L’idée « moderne » d’une puissante cabale juive dirigeant le monde vient d’un faux document publié en Russie en 1903, Les Protocoles des Sages de Sion: celui-ci prétendait rapporter une réunion secrète de dirigeants juifs cherchant à dominer le monde par les institutions et les marchés financiers mondiaux.

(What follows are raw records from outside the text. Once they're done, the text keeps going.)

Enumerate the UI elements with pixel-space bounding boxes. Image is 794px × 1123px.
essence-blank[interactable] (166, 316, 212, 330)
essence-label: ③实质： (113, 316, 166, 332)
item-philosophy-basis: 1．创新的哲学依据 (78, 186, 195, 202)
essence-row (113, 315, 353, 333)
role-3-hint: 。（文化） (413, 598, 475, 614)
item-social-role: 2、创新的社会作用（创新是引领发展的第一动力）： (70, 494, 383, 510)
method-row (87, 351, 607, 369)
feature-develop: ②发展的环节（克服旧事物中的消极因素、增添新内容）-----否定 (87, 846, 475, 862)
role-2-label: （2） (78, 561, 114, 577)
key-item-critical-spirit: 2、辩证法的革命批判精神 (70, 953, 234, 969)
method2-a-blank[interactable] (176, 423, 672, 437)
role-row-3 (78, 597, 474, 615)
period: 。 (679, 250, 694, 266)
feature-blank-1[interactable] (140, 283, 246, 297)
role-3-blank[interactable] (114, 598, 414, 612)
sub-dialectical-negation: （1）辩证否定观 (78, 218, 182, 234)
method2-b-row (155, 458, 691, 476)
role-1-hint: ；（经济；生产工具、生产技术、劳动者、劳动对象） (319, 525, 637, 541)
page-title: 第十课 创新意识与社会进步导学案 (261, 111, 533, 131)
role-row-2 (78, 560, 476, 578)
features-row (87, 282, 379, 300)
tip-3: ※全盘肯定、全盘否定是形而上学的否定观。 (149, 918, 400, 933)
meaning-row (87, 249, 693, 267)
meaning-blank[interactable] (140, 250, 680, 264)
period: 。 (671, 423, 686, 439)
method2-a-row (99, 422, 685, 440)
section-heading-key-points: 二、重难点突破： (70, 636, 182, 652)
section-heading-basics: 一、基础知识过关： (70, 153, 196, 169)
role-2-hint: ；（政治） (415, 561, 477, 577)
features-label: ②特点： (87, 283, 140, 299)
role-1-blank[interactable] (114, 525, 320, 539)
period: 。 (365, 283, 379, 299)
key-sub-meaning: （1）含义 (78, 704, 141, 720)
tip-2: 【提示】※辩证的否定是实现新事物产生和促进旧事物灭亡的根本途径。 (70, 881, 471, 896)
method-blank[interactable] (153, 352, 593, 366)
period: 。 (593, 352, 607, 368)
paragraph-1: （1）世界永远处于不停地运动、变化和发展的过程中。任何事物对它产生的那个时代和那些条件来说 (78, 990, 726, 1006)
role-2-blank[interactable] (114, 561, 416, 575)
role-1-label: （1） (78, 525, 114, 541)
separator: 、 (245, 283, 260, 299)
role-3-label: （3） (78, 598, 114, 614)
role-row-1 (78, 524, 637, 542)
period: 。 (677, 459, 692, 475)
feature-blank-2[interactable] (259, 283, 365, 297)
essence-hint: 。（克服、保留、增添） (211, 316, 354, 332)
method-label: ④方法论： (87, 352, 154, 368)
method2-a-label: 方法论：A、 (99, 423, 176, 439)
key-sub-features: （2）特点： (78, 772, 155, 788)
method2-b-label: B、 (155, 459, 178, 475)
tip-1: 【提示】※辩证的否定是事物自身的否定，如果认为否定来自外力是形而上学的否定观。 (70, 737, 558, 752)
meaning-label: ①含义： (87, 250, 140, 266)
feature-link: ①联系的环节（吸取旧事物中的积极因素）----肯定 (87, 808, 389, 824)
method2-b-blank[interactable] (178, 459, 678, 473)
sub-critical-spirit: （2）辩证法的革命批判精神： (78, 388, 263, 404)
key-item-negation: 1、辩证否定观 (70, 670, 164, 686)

À cet égard, l’historien Richard J. Evans, historien à l’Université de Cambridge, et le spécialiste du génocide Gregory Stanton, décrivent QAnon comme un « groupe nazi rebaptisé » et ses théories comme une nouvelle version de ces Protocoles.
« Certains d’entre eux croient que la dynastie bancaire juive Rothschild, aidée et encouragée par le financier George Soros » est derrière un complot juif mondial, ajoutait Richard Evans dans le Irish Times en février dernier. « De telles croyances ont des conséquences concrètes: les disciples de QAnon étaient nombreux dans la foule qui a donné l’assaut au Capitole, à Washington, le 6 janvier. » Plusieurs symboles néonazis et antisémites ont d’ailleurs pu être observés.
« Des éléments archétypiques de QAnon, y compris les élites secrètes et les enfants kidnappés, reflètent les théories historiques et actuelles du complot antisémite », résumait un article de la Jewish Telegraphic Agency en août 2018. Pour le Times of Israel en 2020, tout comme pour le Washington Post et le magazine The Forward, le ciblage par QAnon de personnalités juives notoires comme George Soros et les Rothschild, sont des « éléments antisémites frappants ».
Enfin, une affirmation moins connue est elle aussi enracinée dans les mythes antisémites: la récolte d’une substance appelée adrénochrome. En 2020, les adeptes de QAnon soutenaient que les élites hollywoodiennes retiraient l’adrénochrome du sang des enfants et l’ingéraient pour prolonger leur vie. Une croyance qui aurait ses origines dans un film et dans un roman. Mais là encore, des historiens du Moyen âge n’ont pas manqué d’y voir une façon de revisiter des accusations, remontant au moins au XIIe siècle, voulant que les Juifs tuaient des enfants et en buvaient le sang. Une légende de « meurtre rituel » qui, au fil des siècles, est redevenue régulièrement la justification de crimes commis contre les membres de la communauté juive.
Pour l’Anti-Defamation League, une organisation américaine de lutte contre l’extrémisme, bien que les théories du complot défendues par QAnon ne s’affichent pas comme antisémites, « une revue » des tweets de QAnon sur Israël, les juifs, les sionistes, les Rothschild et Soros, a révélé des « exemples troublants » d’antisémitisme.
Verdict
QAnon s’inspire des théories du complot qui ont jalonné l’histoire pour fournir une explication paranoïaque et simpliste, tout en les adaptant au goût du jour.